Publication
TITRE
Un tribunal ontarien accorde des dommages-intérêts punitifs de 500 000 $ pour congédiement injustifié
DATE
26 avril 2005
EXPERTISE
Le 17 mars 2005, la Cour supérieure de justice de l'Ontario rendait une décision attribuant des dommages-intérêts atteignant l'un des plus importants montants qui se soient jamais vus au Canada dans une affaire relevant du droit du travail. Dans cette décision controversée, Keays v. Honda Canada Inc. ([2005] O.J. No. 1145), M. le juge McIsaac octroyait un total de 24 mois de salaire tenant lieu de préavis de cessation d'emploi ainsi qu'un montant additionnel de 500 000 $ en dommages-intérêts punitifs à un employé ayant 14 ans au service de Honda Canada Inc.; selon le juge, cet employé avait été injustement congédié pour insubordination. Vu l'ampleur sans précédent du montant attribué, la plupart des avocats s'attendaient à ce que cette décision soit portée en appel. Si elle devait être maintenue, elle ouvrirait de nouveaux horizons quant au quantum des dommages-intérêts attribués dans des affaires relevant du droit du travail. En outre, vu que des dommages-intérêts punitifs ont été attribués pour manquement à l'obligation d'adaptation en vertu du Code des droits de la personne de l'Ontario (le « Code »), les plaignants éventuels pourraient préférer une poursuite au civil au dépôt d'une plainte en vertu du Code.
Les faits
Kevin Keays travaillait comme simple employé au service de l'ingénierie de la qualité à l'usine de Honda à Alliston, en Ontario. Keays avait la responsabilité de former ses collègues en ce qui concerne le fonctionnement et l'exploitation du nouveau système informatique mondial de Honda. Après huit années de services exemplaires, Keays a commencé à éprouver des problèmes de santé, que son médecin a diagnostiqués comme étant le syndrome de fatigue chronique (« SFC »). À cause de son état, Keays était souvent absent du travail. Ces absences nuisaient à sa capacité de fournir une assiduité suffisante pour satisfaire aux critères d'exploitation « minceur » de Honda. Sa santé s'est détériorée à tel point que Keays a été absent et bénéficié des programmes d'invalidité à court terme et à long terme pendant une période de deux ans. Il est retourné au travail après l'épuisement de ses prestations d'assurance.

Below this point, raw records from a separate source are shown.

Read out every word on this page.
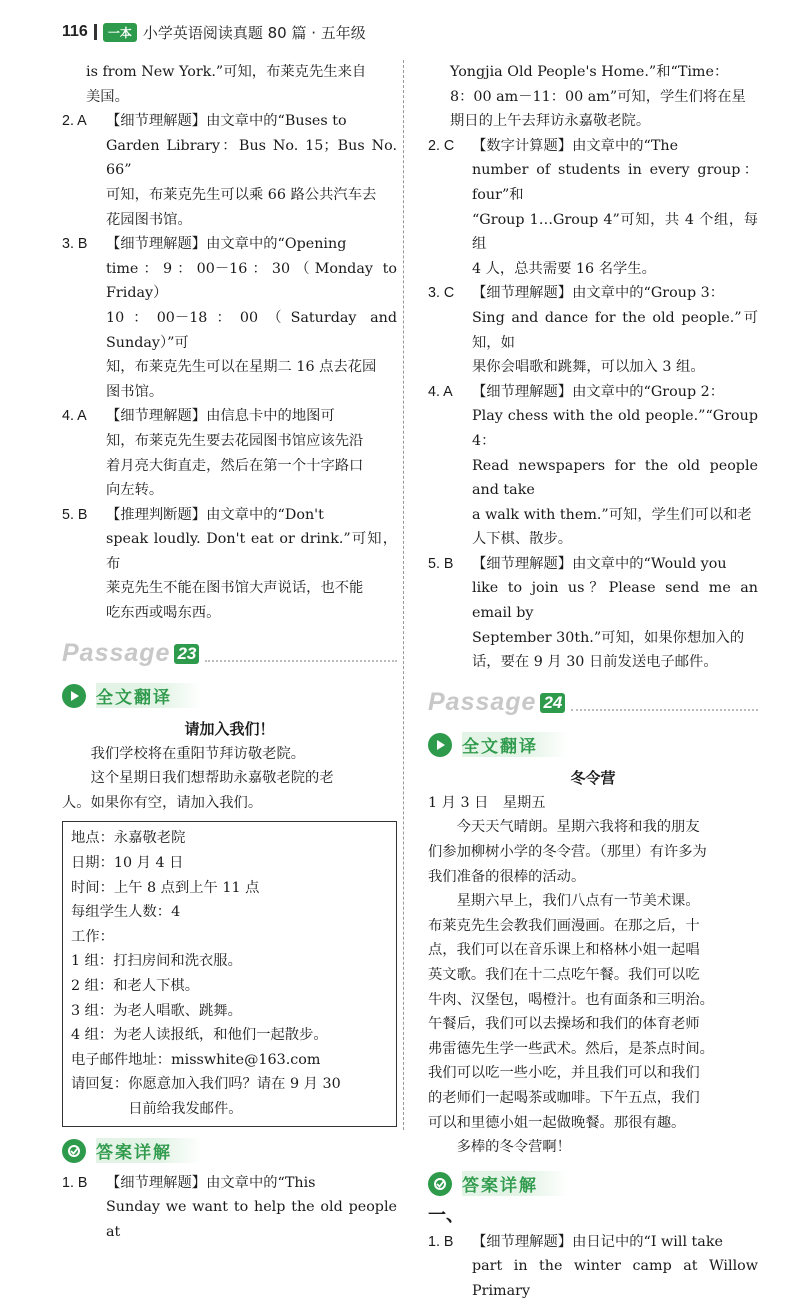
116	一本 小学英语阅读真题 80 篇 · 五年级

is from New York.”可知，布莱克先生来自

美国。

2. A	【细节理解题】由文章中的“Buses to
Garden Library：Bus No. 15；Bus No. 66”
可知，布莱克先生可以乘 66 路公共汽车去
花园图书馆。
3. B	【细节理解题】由文章中的“Opening
time：9：00－16：30（Monday to Friday）
10：00－18：00（Saturday and Sunday）”可
知，布莱克先生可以在星期二 16 点去花园
图书馆。
4. A	【细节理解题】由信息卡中的地图可
知，布莱克先生要去花园图书馆应该先沿
着月亮大街直走，然后在第一个十字路口
向左转。
5. B	【推理判断题】由文章中的“Don't
speak loudly. Don't eat or drink.”可知，布
莱克先生不能在图书馆大声说话，也不能
吃东西或喝东西。
Passage 23
全文翻译
请加入我们！

我们学校将在重阳节拜访敬老院。

这个星期日我们想帮助永嘉敬老院的老

人。如果你有空，请加入我们。

地点：永嘉敬老院

日期：10 月 4 日

时间：上午 8 点到上午 11 点

每组学生人数：4

工作：

1 组：打扫房间和洗衣服。

2 组：和老人下棋。

3 组：为老人唱歌、跳舞。

4 组：为老人读报纸，和他们一起散步。

电子邮件地址：misswhite@163.com

请回复：你愿意加入我们吗？请在 9 月 30

日前给我发邮件。

答案详解
1. B	【细节理解题】由文章中的“This
Sunday we want to help the old people at

Yongjia Old People's Home.”和“Time：

8：00 am－11：00 am”可知，学生们将在星

期日的上午去拜访永嘉敬老院。

2. C	【数字计算题】由文章中的“The
number of students in every group：four”和
“Group 1…Group 4”可知，共 4 个组，每组
4 人，总共需要 16 名学生。
3. C	【细节理解题】由文章中的“Group 3：
Sing and dance for the old people.”可知，如
果你会唱歌和跳舞，可以加入 3 组。
4. A	【细节理解题】由文章中的“Group 2：
Play chess with the old people.”“Group 4：
Read newspapers for the old people and take
a walk with them.”可知，学生们可以和老
人下棋、散步。
5. B	【细节理解题】由文章中的“Would you
like to join us？Please send me an email by
September 30th.”可知，如果你想加入的
话，要在 9 月 30 日前发送电子邮件。
Passage 24
全文翻译
冬令营

1 月 3 日　星期五

今天天气晴朗。星期六我将和我的朋友
们参加柳树小学的冬令营。（那里）有许多为
我们准备的很棒的活动。

星期六早上，我们八点有一节美术课。
布莱克先生会教我们画漫画。在那之后，十
点，我们可以在音乐课上和格林小姐一起唱
英文歌。我们在十二点吃午餐。我们可以吃
牛肉、汉堡包，喝橙汁。也有面条和三明治。
午餐后，我们可以去操场和我们的体育老师
弗雷德先生学一些武术。然后，是茶点时间。
我们可以吃一些小吃，并且我们可以和我们
的老师们一起喝茶或咖啡。下午五点，我们
可以和里德小姐一起做晚餐。那很有趣。

多棒的冬令营啊！

答案详解
一、
1. B	【细节理解题】由日记中的“I will take
part in the winter camp at Willow Primary
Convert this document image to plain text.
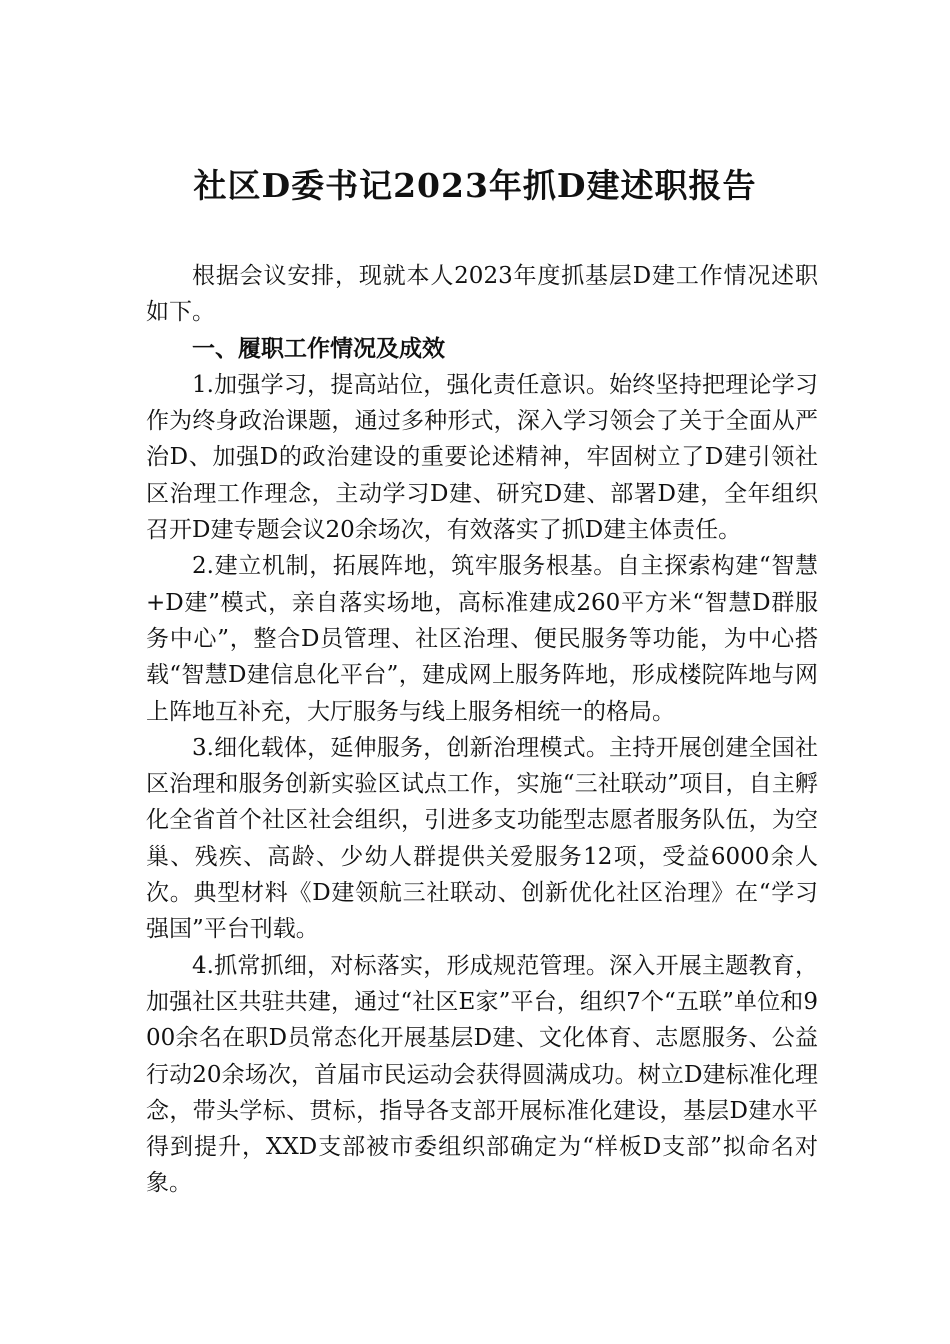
社区D委书记2023年抓D建述职报告

根据会议安排，现就本人2023年度抓基层D建工作情况述职如下。

一、履职工作情况及成效

1.加强学习，提高站位，强化责任意识。始终坚持把理论学习作为终身政治课题，通过多种形式，深入学习领会了关于全面从严治D、加强D的政治建设的重要论述精神，牢固树立了D建引领社区治理工作理念，主动学习D建、研究D建、部署D建，全年组织召开D建专题会议20余场次，有效落实了抓D建主体责任。

2.建立机制，拓展阵地，筑牢服务根基。自主探索构建“智慧+D建”模式，亲自落实场地，高标准建成260平方米“智慧D群服务中心”，整合D员管理、社区治理、便民服务等功能，为中心搭载“智慧D建信息化平台”，建成网上服务阵地，形成楼院阵地与网上阵地互补充，大厅服务与线上服务相统一的格局。

3.细化载体，延伸服务，创新治理模式。主持开展创建全国社区治理和服务创新实验区试点工作，实施“三社联动”项目，自主孵化全省首个社区社会组织，引进多支功能型志愿者服务队伍，为空巢、残疾、高龄、少幼人群提供关爱服务12项，受益6000余人次。典型材料《D建领航三社联动、创新优化社区治理》在“学习强国”平台刊载。

4.抓常抓细，对标落实，形成规范管理。深入开展主题教育，加强社区共驻共建，通过“社区E家”平台，组织7个“五联”单位和900余名在职D员常态化开展基层D建、文化体育、志愿服务、公益行动20余场次，首届市民运动会获得圆满成功。树立D建标准化理念，带头学标、贯标，指导各支部开展标准化建设，基层D建水平得到提升，XXD支部被市委组织部确定为“样板D支部”拟命名对象。
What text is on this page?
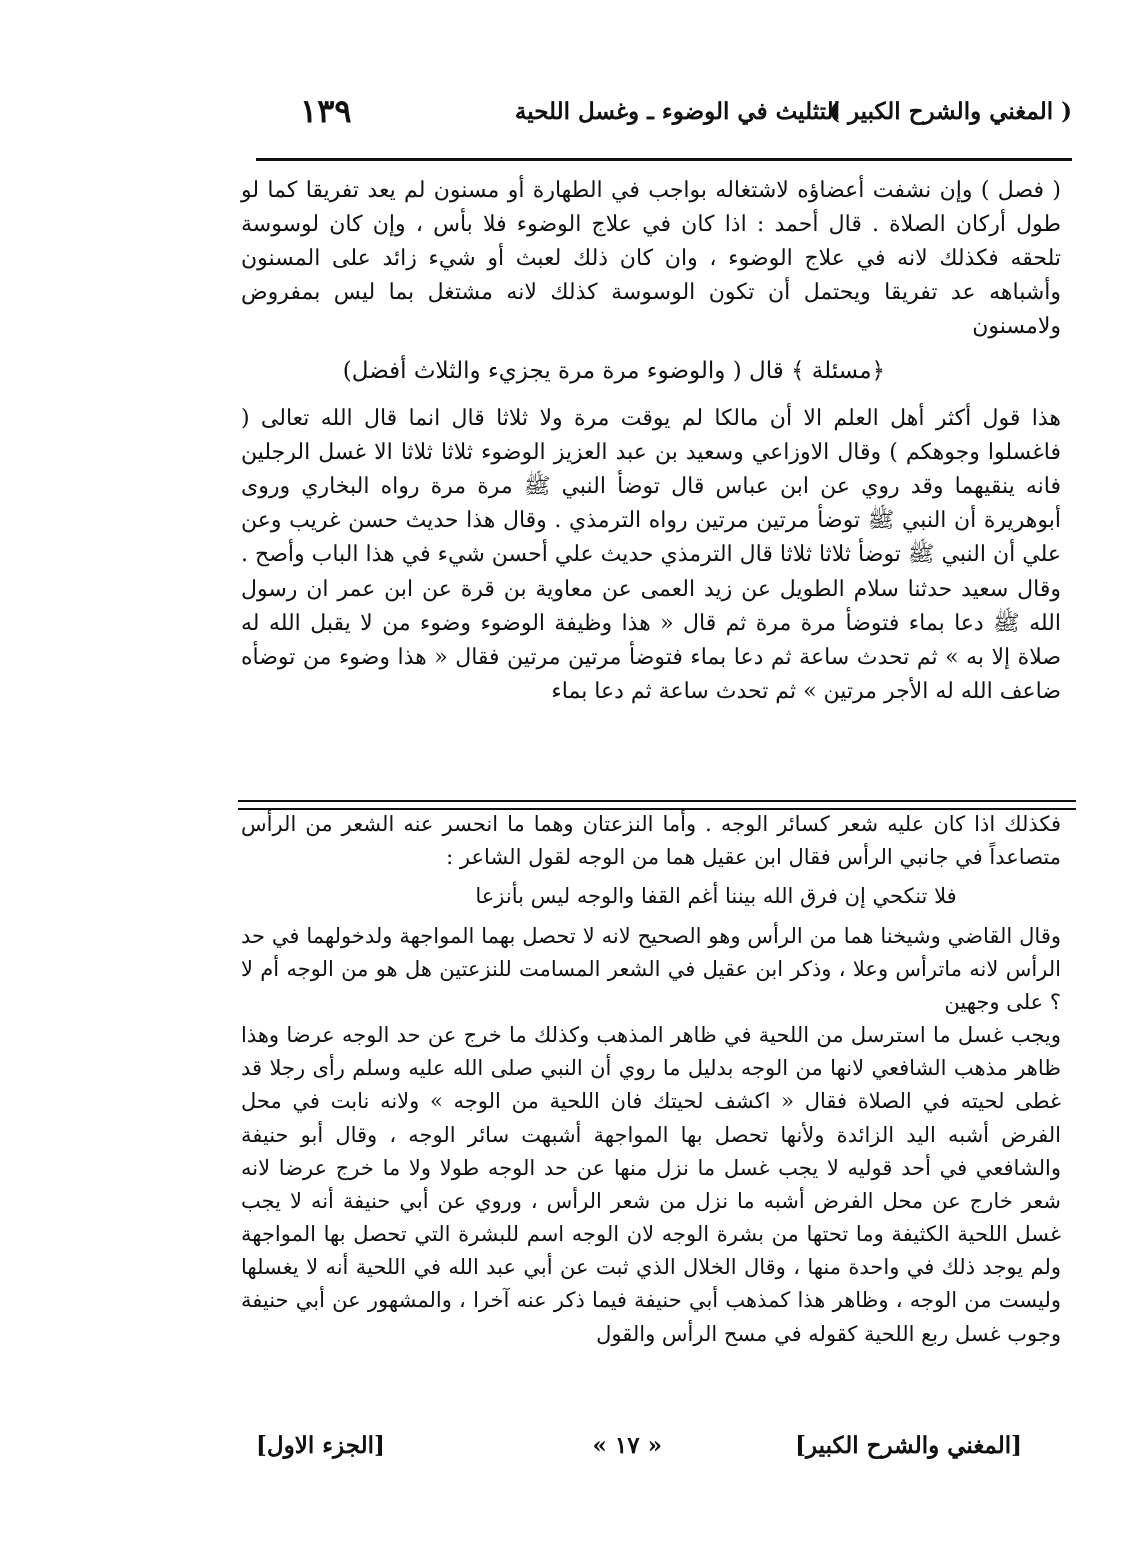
( المغني والشرح الكبير )
التثليث في الوضوء ـ وغسل اللحية
١٣٩

( فصل ) وإن نشفت أعضاؤه لاشتغاله بواجب في الطهارة أو مسنون لم يعد تفريقا كما لو طول أركان الصلاة . قال أحمد : اذا كان في علاج الوضوء فلا بأس ، وإن كان لوسوسة تلحقه فكذلك لانه في علاج الوضوء ، وان كان ذلك لعبث أو شيء زائد على المسنون وأشباهه عد تفريقا ويحتمل أن تكون الوسوسة كذلك لانه مشتغل بما ليس بمفروض ولامسنون

﴿مسئلة ﴾ قال ( والوضوء مرة مرة يجزيء والثلاث أفضل)

هذا قول أكثر أهل العلم الا أن مالكا لم يوقت مرة ولا ثلاثا قال انما قال الله تعالى ( فاغسلوا وجوهكم ) وقال الاوزاعي وسعيد بن عبد العزيز الوضوء ثلاثا ثلاثا الا غسل الرجلين فانه ينقيهما وقد روي عن ابن عباس قال توضأ النبي ﷺ مرة مرة رواه البخاري وروى أبوهريرة أن النبي ﷺ توضأ مرتين مرتين رواه الترمذي . وقال هذا حديث حسن غريب وعن علي أن النبي ﷺ توضأ ثلاثا ثلاثا قال الترمذي حديث علي أحسن شيء في هذا الباب وأصح . وقال سعيد حدثنا سلام الطويل عن زيد العمى عن معاوية بن قرة عن ابن عمر ان رسول الله ﷺ دعا بماء فتوضأ مرة مرة ثم قال « هذا وظيفة الوضوء وضوء من لا يقبل الله له صلاة إلا به » ثم تحدث ساعة ثم دعا بماء فتوضأ مرتين مرتين فقال « هذا وضوء من توضأه ضاعف الله له الأجر مرتين » ثم تحدث ساعة ثم دعا بماء

فكذلك اذا كان عليه شعر كسائر الوجه . وأما النزعتان وهما ما انحسر عنه الشعر من الرأس متصاعداً في جانبي الرأس فقال ابن عقيل هما من الوجه لقول الشاعر :

فلا تنكحي إن فرق الله بيننا أغم القفا والوجه ليس بأنزعا

وقال القاضي وشيخنا هما من الرأس وهو الصحيح لانه لا تحصل بهما المواجهة ولدخولهما في حد الرأس لانه ماترأس وعلا ، وذكر ابن عقيل في الشعر المسامت للنزعتين هل هو من الوجه أم لا ؟ على وجهين

ويجب غسل ما استرسل من اللحية في ظاهر المذهب وكذلك ما خرج عن حد الوجه عرضا وهذا ظاهر مذهب الشافعي لانها من الوجه بدليل ما روي أن النبي صلى الله عليه وسلم رأى رجلا قد غطى لحيته في الصلاة فقال « اكشف لحيتك فان اللحية من الوجه » ولانه نابت في محل الفرض أشبه اليد الزائدة ولأنها تحصل بها المواجهة أشبهت سائر الوجه ، وقال أبو حنيفة والشافعي في أحد قوليه لا يجب غسل ما نزل منها عن حد الوجه طولا ولا ما خرج عرضا لانه شعر خارج عن محل الفرض أشبه ما نزل من شعر الرأس ، وروي عن أبي حنيفة أنه لا يجب غسل اللحية الكثيفة وما تحتها من بشرة الوجه لان الوجه اسم للبشرة التي تحصل بها المواجهة ولم يوجد ذلك في واحدة منها ، وقال الخلال الذي ثبت عن أبي عبد الله في اللحية أنه لا يغسلها وليست من الوجه ، وظاهر هذا كمذهب أبي حنيفة فيما ذكر عنه آخرا ، والمشهور عن أبي حنيفة وجوب غسل ربع اللحية كقوله في مسح الرأس والقول

[المغني والشرح الكبير]
« ١٧ »
[الجزء الاول]
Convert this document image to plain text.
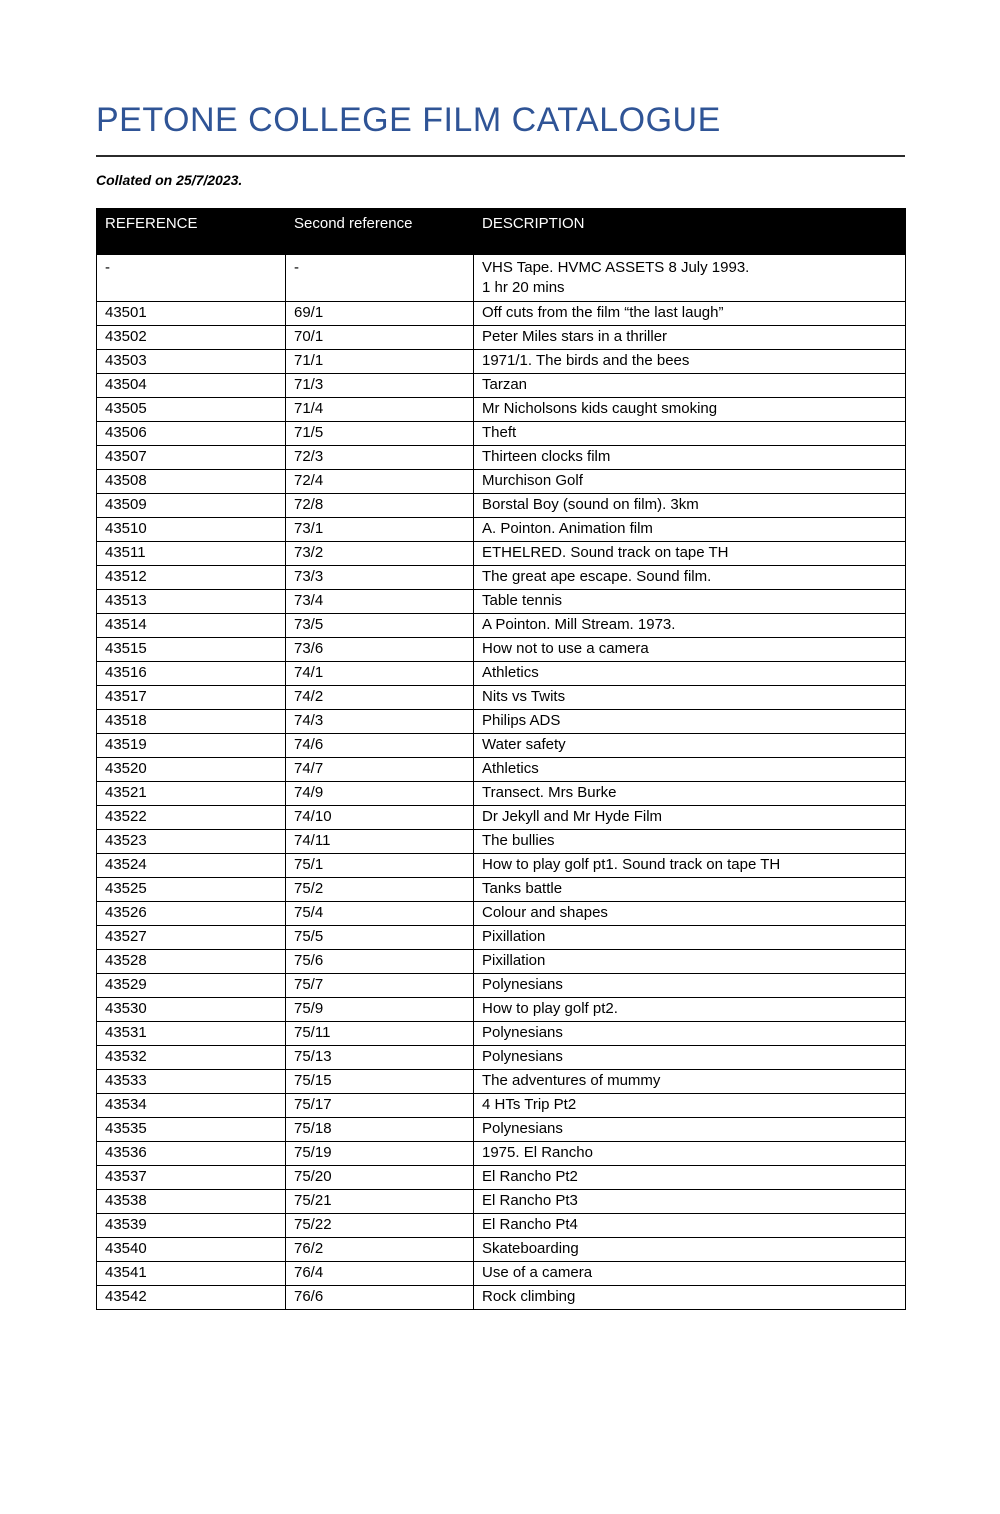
PETONE COLLEGE FILM CATALOGUE

Collated on 25/7/2023.

REFERENCE	Second reference	DESCRIPTION
-	-	VHS Tape. HVMC ASSETS 8 July 1993.
1 hr 20 mins

43501	69/1	Off cuts from the film “the last laugh”

43502	70/1	Peter Miles stars in a thriller

43503	71/1	1971/1. The birds and the bees

43504	71/3	Tarzan

43505	71/4	Mr Nicholsons kids caught smoking

43506	71/5	Theft

43507	72/3	Thirteen clocks film

43508	72/4	Murchison Golf

43509	72/8	Borstal Boy (sound on film). 3km

43510	73/1	A. Pointon. Animation film

43511	73/2	ETHELRED. Sound track on tape TH

43512	73/3	The great ape escape. Sound film.

43513	73/4	Table tennis

43514	73/5	A Pointon. Mill Stream. 1973.

43515	73/6	How not to use a camera

43516	74/1	Athletics

43517	74/2	Nits vs Twits

43518	74/3	Philips ADS

43519	74/6	Water safety

43520	74/7	Athletics

43521	74/9	Transect. Mrs Burke

43522	74/10	Dr Jekyll and Mr Hyde Film

43523	74/11	The bullies

43524	75/1	How to play golf pt1. Sound track on tape TH

43525	75/2	Tanks battle

43526	75/4	Colour and shapes

43527	75/5	Pixillation

43528	75/6	Pixillation

43529	75/7	Polynesians

43530	75/9	How to play golf pt2.

43531	75/11	Polynesians

43532	75/13	Polynesians

43533	75/15	The adventures of mummy

43534	75/17	4 HTs Trip Pt2

43535	75/18	Polynesians

43536	75/19	1975. El Rancho

43537	75/20	El Rancho Pt2

43538	75/21	El Rancho Pt3

43539	75/22	El Rancho Pt4

43540	76/2	Skateboarding

43541	76/4	Use of a camera

43542	76/6	Rock climbing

Revenu au travail, Keays a continué de s'absenter régulièrement. En conséquence, il a fait l'objet d'un « suivi » sous forme de rapport écrit, première étape du programme de gestion de l'assiduité de Honda. Lorsque Keays s'est plaint du fait que sa maladie l'empêchait de satisfaire aux attentes de Honda en matière d'assiduité, on l'a informé de l'existence d'un programme qui soustrayait les employés aux mesures disciplinaires reliées à l'assiduité s'ils avaient un handicap reconnu par le Code. Ce programme d'accommodement exigeait également que Keays justifie chacune de ses absences au moyen d'une note de son médecin. Entre-temps, Keays a retenu les services d'un conseiller juridique, et le nombre de ses absences a continué de croître.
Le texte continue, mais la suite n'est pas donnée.